You really haven’t lived in NYC until you come home to find a drunk emptying his bladder all over your front door. A layer of piss fumes at your front door is the NYC version of a welcome mat. But Mah Boo Anderson Cooper doesn’t really see it that way, because bitchery took over his finger tips when he Tweeted his disgust at a drunk ho autographing his front door with piss. For the record, it wasn’t me marking my territory at Mah Boo’s fox hole. I have an alibi. I was too busy rubbing my nipples all over a subway stop somebody told me Rojo Caliente went to once. Here’s Mah Boo using 28 words to say “AH NEVAH!“
Just got home, found drunk guy peeing on my bldg front door. He asked for my pic. Instead I took his. Am tempted to tweet it out. Annoying!

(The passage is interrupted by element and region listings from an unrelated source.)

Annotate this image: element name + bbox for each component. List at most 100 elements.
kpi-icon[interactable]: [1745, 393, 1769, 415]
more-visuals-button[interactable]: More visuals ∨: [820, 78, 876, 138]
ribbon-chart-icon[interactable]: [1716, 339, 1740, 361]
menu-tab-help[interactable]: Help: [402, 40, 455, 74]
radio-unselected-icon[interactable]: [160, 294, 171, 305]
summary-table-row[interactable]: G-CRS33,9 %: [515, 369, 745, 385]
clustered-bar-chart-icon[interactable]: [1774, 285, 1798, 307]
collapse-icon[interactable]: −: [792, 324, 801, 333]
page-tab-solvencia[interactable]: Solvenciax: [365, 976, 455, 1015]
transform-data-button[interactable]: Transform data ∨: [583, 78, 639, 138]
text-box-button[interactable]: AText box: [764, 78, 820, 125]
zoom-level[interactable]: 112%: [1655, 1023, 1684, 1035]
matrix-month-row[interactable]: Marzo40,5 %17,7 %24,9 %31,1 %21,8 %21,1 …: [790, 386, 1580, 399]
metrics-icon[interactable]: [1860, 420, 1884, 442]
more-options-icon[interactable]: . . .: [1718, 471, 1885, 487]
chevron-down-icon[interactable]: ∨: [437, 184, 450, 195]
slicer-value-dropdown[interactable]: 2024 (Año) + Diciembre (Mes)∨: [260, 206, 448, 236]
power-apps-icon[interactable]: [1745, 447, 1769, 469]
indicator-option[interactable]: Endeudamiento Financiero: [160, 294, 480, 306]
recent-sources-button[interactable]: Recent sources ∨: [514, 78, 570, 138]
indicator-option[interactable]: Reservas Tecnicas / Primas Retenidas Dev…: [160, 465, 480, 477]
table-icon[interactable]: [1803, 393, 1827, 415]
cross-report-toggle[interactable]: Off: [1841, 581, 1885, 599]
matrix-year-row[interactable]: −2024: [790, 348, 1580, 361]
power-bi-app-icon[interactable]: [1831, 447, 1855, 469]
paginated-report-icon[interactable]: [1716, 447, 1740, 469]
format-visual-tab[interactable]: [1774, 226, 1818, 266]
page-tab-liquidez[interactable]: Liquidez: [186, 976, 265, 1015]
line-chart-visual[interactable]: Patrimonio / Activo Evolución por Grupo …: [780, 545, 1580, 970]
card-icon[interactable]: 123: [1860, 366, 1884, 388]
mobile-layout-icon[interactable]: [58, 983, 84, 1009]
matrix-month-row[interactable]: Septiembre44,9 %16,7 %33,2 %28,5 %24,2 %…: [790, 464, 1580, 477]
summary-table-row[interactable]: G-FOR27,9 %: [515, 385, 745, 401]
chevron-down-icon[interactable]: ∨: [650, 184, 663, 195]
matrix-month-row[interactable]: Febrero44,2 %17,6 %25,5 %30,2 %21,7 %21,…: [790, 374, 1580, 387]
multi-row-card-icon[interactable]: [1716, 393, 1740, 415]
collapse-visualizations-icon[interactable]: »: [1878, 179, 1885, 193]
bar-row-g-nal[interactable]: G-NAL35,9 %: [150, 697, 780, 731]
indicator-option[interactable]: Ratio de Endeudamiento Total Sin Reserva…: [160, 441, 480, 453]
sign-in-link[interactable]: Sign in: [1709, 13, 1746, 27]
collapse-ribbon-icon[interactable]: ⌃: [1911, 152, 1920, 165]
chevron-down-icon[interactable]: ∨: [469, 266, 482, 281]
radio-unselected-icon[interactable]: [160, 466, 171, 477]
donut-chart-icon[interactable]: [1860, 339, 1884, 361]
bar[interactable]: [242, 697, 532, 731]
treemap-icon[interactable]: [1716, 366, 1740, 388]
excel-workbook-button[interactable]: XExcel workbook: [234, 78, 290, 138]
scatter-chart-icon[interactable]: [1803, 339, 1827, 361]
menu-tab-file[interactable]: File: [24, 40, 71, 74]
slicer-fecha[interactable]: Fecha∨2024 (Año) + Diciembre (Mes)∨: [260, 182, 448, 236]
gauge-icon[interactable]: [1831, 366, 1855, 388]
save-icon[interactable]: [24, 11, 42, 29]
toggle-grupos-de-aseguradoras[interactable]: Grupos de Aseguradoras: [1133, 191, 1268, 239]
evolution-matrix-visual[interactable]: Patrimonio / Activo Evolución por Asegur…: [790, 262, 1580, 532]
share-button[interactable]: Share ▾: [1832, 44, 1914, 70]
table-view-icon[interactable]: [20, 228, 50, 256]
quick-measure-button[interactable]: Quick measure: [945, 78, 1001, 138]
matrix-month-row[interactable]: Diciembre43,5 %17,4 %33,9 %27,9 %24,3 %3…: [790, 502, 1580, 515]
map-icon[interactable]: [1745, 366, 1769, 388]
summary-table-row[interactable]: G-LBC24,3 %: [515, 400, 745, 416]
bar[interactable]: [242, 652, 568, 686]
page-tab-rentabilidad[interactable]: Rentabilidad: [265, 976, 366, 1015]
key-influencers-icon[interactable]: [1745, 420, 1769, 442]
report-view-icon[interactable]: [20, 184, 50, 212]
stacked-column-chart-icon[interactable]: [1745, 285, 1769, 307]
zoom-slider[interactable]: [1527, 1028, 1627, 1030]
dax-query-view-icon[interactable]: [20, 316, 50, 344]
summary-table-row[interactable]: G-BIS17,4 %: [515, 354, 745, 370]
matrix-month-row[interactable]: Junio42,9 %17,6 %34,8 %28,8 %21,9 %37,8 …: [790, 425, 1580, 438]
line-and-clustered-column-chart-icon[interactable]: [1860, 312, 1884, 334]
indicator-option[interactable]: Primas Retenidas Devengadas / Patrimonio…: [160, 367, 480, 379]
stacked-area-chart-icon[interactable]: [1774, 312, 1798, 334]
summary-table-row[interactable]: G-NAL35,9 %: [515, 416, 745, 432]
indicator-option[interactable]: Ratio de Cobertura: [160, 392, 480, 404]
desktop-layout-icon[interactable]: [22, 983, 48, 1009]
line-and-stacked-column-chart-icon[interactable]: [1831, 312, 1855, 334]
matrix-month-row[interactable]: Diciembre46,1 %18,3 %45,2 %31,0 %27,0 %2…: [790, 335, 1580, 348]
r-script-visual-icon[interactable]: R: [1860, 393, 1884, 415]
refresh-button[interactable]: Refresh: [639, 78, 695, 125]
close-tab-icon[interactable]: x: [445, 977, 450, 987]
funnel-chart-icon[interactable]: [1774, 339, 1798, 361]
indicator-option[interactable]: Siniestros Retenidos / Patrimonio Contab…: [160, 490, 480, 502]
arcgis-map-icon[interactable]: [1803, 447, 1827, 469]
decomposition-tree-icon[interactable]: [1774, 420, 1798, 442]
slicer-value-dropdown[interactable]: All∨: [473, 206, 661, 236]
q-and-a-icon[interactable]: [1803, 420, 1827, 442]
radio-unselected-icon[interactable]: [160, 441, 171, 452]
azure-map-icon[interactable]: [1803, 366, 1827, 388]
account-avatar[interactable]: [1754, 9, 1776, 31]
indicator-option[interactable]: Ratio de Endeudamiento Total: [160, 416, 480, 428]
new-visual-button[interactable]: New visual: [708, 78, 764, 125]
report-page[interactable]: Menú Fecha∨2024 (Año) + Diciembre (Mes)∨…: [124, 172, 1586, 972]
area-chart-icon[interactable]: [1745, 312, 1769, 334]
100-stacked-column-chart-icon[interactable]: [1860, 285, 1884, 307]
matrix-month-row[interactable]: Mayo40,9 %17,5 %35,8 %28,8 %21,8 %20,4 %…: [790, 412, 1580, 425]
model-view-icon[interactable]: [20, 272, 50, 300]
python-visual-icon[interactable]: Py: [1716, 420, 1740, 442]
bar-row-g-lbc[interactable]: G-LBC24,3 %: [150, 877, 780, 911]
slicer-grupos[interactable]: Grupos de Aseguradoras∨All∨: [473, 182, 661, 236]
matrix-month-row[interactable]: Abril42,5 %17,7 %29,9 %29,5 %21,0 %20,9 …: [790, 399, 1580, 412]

about 10 hours ago via Twitter for BlackBerry®
Hold up and hit me again. Mah Boo took a picture of the golden shower Lothario?! Cancel my plans of rubbing my butt cheeks on a restaurant door Prince Hot Ginge passed by during his NYC visit, because I know what I’m really doing tonight. But I have class, and I respect Mah Boo, so I’ll use a Little John when I serenade his front door with my remix of “Ain’t Gonna Pee Pee In My Bed Tonight (Because I’m Pee Peeing on Anderson Cooper’s Front Door Instead).”